91: You accidentally eat some radioactive vegetables. They were good, and what’s even cooler is that they endow you with the super-power of your choice! What is that power?
teleportation
92: You can re-live any point of time in your life. The time-span can only be a half-hour, though. What half-hour of your past would you like to experience again?
holy crap. wow. a half hour? idk. theres a lot. a recent one is the hayley kiyoko concert though. that concert was just absolutely phenomenal. 100/10
93: You can erase any horrible experience from your past. What will it be?
I wouldnt erase any horrible experience, because they made me who i am and helped me learn what i know. if i hadnt experienced what i experienced, that one thing not happening can change my entire life.
94: You have the opportunity to sleep with the music-celebrity of your choice. Who would it be?
Honestly, right now, I wouldnt. and i dont think i ever would. i get too starstruck easily and have way too much respect and awe for the celebrities i like. i honestly do think of them as higher beings than me (not gods but like, ya know, out of my league lmao) so nah. now if we become friends and theyre a cuddler? then yes i will SLEEP next to them. SLEEP.
95: You just got a free plane ticket to anywhere. You have to depart right now. Where are you gonna go?
i have that crazy urge to travel like a crazy person rn, so if i only had one free plane ticket, i’d go somewhere i otherwise couldnt right now, like italy. i really want to go to italy one day.

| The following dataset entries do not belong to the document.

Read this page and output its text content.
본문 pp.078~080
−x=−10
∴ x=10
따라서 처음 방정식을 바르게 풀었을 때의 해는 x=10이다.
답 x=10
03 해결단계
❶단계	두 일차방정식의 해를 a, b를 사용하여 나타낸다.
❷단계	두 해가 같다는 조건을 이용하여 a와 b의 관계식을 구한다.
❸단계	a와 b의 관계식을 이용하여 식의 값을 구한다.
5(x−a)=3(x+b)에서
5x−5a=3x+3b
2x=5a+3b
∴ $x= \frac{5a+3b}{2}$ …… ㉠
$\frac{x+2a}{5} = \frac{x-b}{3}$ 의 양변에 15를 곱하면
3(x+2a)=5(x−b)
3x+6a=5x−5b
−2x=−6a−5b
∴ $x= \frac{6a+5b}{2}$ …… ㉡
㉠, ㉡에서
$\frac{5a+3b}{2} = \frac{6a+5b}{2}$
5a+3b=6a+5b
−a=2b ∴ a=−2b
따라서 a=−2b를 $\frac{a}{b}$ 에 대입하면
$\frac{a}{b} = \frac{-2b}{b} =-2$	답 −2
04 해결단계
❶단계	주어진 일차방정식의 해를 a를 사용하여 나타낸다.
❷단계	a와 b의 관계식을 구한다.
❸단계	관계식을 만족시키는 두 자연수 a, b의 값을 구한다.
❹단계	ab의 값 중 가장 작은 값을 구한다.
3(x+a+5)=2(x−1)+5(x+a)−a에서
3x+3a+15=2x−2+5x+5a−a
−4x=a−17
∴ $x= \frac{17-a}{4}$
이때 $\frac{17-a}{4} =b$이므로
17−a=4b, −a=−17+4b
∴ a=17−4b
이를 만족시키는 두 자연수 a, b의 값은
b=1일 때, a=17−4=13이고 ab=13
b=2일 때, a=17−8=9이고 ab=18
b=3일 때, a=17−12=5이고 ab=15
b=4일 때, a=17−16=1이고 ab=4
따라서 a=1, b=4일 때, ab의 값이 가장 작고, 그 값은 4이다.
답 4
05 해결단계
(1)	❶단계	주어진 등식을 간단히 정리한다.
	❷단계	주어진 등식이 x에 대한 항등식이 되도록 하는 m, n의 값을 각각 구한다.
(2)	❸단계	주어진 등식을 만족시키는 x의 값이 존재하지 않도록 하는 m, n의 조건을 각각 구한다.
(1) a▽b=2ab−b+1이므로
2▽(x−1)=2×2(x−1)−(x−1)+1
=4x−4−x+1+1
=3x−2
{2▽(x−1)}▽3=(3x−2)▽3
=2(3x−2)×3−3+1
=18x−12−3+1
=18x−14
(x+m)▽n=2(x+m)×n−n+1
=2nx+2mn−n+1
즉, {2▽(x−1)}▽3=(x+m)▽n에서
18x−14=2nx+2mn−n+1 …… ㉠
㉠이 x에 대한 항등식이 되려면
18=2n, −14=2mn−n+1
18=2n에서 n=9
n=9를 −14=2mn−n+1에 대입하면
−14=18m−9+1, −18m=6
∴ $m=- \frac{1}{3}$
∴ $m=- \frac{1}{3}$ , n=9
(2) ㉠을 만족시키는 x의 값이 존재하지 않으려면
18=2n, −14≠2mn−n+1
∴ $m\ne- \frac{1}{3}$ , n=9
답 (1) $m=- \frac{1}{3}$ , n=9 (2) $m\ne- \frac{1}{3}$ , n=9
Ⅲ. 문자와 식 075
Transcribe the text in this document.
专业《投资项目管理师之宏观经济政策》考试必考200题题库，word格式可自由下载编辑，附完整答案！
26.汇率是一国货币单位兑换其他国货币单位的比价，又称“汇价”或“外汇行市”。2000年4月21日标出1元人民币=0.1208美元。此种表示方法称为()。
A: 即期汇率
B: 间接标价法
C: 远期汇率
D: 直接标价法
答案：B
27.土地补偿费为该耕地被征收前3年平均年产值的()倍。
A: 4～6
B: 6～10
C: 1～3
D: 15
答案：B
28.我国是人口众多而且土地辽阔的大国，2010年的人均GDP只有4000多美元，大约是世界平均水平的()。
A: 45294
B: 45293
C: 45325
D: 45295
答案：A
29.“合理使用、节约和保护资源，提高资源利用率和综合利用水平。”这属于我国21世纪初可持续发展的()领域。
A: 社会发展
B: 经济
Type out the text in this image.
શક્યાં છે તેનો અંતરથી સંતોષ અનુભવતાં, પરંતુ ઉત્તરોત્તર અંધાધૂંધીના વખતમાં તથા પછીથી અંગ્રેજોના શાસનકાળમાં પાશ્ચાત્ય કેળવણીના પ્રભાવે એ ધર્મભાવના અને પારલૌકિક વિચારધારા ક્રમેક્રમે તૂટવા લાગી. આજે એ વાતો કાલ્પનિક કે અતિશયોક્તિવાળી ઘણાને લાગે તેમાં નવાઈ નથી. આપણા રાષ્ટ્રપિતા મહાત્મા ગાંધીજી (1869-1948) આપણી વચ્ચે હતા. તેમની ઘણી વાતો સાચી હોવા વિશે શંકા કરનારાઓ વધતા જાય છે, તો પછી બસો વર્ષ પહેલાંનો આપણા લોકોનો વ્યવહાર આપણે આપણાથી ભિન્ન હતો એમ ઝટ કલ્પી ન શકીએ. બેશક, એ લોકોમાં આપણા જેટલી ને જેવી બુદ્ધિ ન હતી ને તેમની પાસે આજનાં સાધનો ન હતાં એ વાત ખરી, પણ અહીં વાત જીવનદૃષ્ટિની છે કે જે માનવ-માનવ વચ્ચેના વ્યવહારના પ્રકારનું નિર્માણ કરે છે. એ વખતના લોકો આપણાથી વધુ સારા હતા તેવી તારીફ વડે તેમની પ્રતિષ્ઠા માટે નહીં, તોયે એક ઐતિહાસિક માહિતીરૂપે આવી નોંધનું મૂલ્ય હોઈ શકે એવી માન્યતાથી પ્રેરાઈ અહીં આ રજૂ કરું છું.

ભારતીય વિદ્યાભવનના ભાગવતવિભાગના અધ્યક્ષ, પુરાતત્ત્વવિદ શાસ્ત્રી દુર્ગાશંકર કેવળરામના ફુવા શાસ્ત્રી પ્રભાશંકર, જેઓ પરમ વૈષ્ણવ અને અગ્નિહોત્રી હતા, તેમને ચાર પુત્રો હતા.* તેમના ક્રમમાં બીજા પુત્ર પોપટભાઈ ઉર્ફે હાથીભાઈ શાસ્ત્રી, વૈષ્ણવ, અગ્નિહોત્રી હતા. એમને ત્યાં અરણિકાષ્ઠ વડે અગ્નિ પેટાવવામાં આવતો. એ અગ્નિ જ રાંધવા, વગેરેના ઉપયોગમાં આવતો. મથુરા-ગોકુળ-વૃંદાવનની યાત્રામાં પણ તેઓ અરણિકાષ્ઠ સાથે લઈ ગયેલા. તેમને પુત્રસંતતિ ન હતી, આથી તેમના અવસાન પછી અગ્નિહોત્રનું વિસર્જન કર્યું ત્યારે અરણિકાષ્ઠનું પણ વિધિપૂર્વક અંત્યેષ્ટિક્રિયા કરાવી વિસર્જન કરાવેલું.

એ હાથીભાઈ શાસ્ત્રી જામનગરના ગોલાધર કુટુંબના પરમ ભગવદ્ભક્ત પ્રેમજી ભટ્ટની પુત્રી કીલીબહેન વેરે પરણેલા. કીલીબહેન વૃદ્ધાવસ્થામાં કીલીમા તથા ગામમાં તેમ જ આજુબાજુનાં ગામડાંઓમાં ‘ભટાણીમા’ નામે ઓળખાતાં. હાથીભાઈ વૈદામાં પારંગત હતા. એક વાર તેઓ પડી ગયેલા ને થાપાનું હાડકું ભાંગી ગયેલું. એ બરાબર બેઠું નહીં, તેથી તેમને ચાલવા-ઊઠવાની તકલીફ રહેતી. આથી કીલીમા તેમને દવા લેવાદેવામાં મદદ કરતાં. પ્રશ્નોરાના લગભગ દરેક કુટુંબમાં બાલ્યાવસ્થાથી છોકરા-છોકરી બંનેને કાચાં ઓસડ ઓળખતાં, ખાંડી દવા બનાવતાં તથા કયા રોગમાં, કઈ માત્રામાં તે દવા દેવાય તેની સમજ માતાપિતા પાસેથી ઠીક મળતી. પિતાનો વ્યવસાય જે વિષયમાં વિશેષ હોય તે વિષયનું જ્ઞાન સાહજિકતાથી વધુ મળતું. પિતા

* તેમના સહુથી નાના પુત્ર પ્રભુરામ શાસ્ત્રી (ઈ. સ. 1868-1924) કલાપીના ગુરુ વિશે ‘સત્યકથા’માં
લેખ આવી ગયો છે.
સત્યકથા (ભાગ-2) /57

96: Do you have any relatives in jail?
not that im aware of, but who knows
97: Have you ever thrown up in the car?
...actually yes! I was severely dehydrated once and my mom had me drink 3 bottles of water back to back. then we got in the car and as she started driving, i got sick, so she pulled over and i sat there getting ready to vomit when a cop pulled over and was like “hey, you okay?” and my mom just explained i was sick, and as he walked over to look at me thats when i threw up ALLLLL that water. he stepped back so quick and was all like “do you want me to call an ambulance?”. it was great. thats how you get rid of cops. throw up in front of them (sarcasm)
98: Ever been on a plane?
Yup! ive flown to new hampshire and kansas before.
99: If the whole world were listening to you right now, what would you say?
probably some long ass rant about how fucked up the world is and how we need to turn around our governments and get them to work back for the people, not for fucking corporations and capitalism, or the capitalistic aspects of socialism.